Kamkaz a jednak @ się pojawiła! To powodzenia w tym cyklu, oby był ostatni w tym roku:-)
Agaawa super że już w domu! I spokojnie, na pewno hormony się wyregulują i nie będziesz miała takich nerwów i humorków. A mamie i teściowej wyraźnie pokaż, że to Ty jesteś mamą Piotrusia :-)
Fajnie, że tak łatwo Wam przychodzi karmienie, oby tak dalej
Ja już po wizycie.
Wszystko jest okej, szyjka zamknięta, odpowiednio długa, choć od ostatniej wizyty się skróciła. Duphaston zamieniamy na luteinę dopochwową (na samą myśl już się boję...) i może to pomoże na te bóle i twardnienia. No i magnez dalej.
No i wygląda na to, że będziemy mieli CÓRECZKĘ :-):-)
Agaawa super że już w domu!
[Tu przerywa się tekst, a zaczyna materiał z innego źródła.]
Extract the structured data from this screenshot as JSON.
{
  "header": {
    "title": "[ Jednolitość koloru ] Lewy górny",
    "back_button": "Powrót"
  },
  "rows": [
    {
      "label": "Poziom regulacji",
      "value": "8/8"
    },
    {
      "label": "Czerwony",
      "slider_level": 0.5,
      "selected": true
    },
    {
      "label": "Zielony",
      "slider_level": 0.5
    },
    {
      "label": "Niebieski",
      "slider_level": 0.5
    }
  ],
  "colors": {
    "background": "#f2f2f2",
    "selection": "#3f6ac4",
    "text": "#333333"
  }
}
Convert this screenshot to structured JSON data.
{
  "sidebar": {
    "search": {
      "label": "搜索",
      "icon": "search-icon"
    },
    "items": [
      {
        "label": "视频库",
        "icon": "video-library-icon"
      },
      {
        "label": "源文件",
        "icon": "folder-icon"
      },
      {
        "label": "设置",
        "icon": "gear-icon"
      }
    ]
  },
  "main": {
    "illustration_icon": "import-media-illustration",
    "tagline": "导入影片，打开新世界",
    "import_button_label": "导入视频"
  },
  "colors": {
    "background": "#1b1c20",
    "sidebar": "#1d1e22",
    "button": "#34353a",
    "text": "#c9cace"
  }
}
I spokojnie, na pewno hormony się wyregulują i nie będziesz miała takich nerwów i humorków. A mamie i teściowej wyraźnie pokaż, że to Ty jesteś mamą Piotrusia :-)
Fajnie, że tak łatwo Wam przychodzi karmienie, oby tak dalej
Ja już po wizycie.
Wszystko jest okej, szyjka zamknięta, odpowiednio długa, choć od ostatniej wizyty się skróciła. Duphaston zamieniamy na luteinę dopochwową (na samą myśl już się boję...) i może to pomoże na te bóle i twardnienia. No i magnez dalej.